PARIS : L’intervention russe en Ukraine a marqué le retour de la guerre de haute intensité en Europe. Elle confronte l’Occident et le monde à de multiples défis et menaces. Au cours des récentes réunions du G20 en Indonésie et lors des sommets du G7, de l’Otan et de l’Union européenne, la polarisation entre l’Occident et la Russie s’est accentuée à la lumière des développements de la guerre en Ukraine.
Face à cet élan occidental sous le leadership américain, et au risque d’une guerre prolongée, la Russie s’entête à réaliser ses objectifs. Ainsi, l’Europe entre dans une nouvelle phase stratégique perturbée et le désordre mondial continue de marquer cet épisode de relations internationales malgré la tentative de percée russe et la mobilisation occidentale.

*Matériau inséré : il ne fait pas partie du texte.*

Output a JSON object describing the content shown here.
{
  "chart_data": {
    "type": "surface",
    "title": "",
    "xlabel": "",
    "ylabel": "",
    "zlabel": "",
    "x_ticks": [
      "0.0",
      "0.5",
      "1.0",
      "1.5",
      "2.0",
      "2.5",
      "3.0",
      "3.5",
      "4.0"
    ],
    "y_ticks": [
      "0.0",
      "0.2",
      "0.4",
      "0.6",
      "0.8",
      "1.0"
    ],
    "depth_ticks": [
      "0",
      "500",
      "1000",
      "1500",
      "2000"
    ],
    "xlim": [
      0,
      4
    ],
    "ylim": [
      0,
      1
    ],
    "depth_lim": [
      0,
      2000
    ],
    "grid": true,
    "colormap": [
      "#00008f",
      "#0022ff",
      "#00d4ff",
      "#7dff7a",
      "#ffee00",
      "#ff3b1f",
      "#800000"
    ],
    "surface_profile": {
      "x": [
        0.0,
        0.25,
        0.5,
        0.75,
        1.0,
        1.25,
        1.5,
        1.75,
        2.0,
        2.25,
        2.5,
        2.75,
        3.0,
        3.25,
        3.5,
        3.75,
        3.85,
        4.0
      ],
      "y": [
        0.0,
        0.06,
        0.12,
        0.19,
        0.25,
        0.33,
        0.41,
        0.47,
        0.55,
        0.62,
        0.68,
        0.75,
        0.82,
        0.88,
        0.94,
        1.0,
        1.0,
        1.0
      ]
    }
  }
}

L’endiguement de la Russie est contesté et freiné
La guerre russe en Ukraine tourne progressivement à la guerre d’épuisement. Elle ne sera pas tranchée de façon catégorique car, théoriquement, le camp qui gagnera sera celui qui résistera le plus longtemps aux rigueurs du conflit. Mais, compte tenu du rapport des forces et de la décision occidentale de ne pas entrer en conflit direct avec Moscou, la solution politique reste la seule alternative réaliste. En outre, l’élan occidental conduit par Washington se trouve freiné car la plupart des autres pays du monde – Amérique latine, Chine, Inde, Moyen-Orient et Afrique – trouvent peu d'intérêts nationaux dans le désir fondamentalement américain d’affaiblir la Russie.
Cette fracture mondiale s’est bien manifestée lors des réunions ministérielles du G20. La réunion des ministres des Affaires étrangères ressemblait à un jeu de somme nulle. Si la ministre française des Affaires étrangères, Catherine Colonna, estime que «les Occidentaux avaient réussi à réunir un front uni face à la Russie qui paraissait tellement isolée», Moscou récuse ce constat, soulignant que les pays occidentaux ont «échoué» à imposer un boycott de la Russie lors de la réunion des chefs de diplomatie du G20.
À l’issue des réunions du G20, aucun communiqué commun ne fut publié: les Occidentaux dénoncent l'impact de la guerre en Ukraine sur l'économie mondiale, tandis que la Russie accuse les sanctions occidentales d'être à l'origine de la détérioration de la conjoncture.
Cette impasse incite le président serbe, Aleksandar Vucic, à sonner la charge en mettant en garde contre un dérapage de la crise en Ukraine qui n’est selon lui qu’«une guerre mondiale dans laquelle l'Occident combat la Russie avec l'aide de soldats ukrainiens».
L’impact du nouvel concept stratégique de l’Otan
Dans ce contexte, l’Occident ne lésine pas sur les moyens. L’électrochoc de l’intervention russe, d’un côté, et la présence des atlantismes à la Maison Blanche, de l’autre, ont conduit à redynamiser l’Otan. Ainsi, lors du sommet de Madrid, en juin dernier, l’unité et la cohérence ont été de mise, même parmi les plus réticents comme les présidents hongrois et turc (Erdogan a levé ses réserves à propos de l’adhésion de la Finlande et du Suède).
L’électrochoc de l’intervention russe, d’un côté, et la présence des atlantismes à la Maison Blanche, de l’autre, ont conduit à redynamiser l’Otan.
Khattar Abou Diab
Ce sommet marque un tournant dans l’histoire de l’organisation, avec l’adoption d’un nouveau concept stratégique de l’Otan, le premier depuis 2010 mentionnant les «défis systémiques» posés par la Chine et ses relations croissantes avec la Russie. Ce retour en arrière s’accompagne d’un renforcement de la présence américaine en Europe.
Pour Vladimir Poutine, c’est donc l’effet inverse: à la place d’un affaiblissement de l'Otan, il y aura une Otan forte et élargie. Pour les Occidentaux, tout soutien à l’Ukraine, toute riposte et toute réaction sont évidents. Mais pour la Russie «l’Occident déclenche une confrontation hybride féroce» et le vice-président du Conseil de sécurité russe, Dmitri Medvedev, est allé plus loin en évoquant la «possibilité d'une guerre nucléaire».
Au-delà des menaces russes voilées et improbables, et des déclarations jusqu’au-boutistes de Washington, l’Ukraine a perdu près de 20% de son territoire et la Russie risque l’enlisement. Les sanctions américaines et occidentales s’avèrent insuffisantes pour faire plier Moscou, alors qu’elles sont nuisibles pour l’Europe. Le ralentissement de l’économie mondiale et les effets sociaux limitent aussi l’utilité de l’escalade occidentale face à l’offensive russe.
Les sanctions américaines et occidentales s’avèrent insuffisantes pour faire plier Moscou, alors qu’elles sont nuisibles pour l’Europe.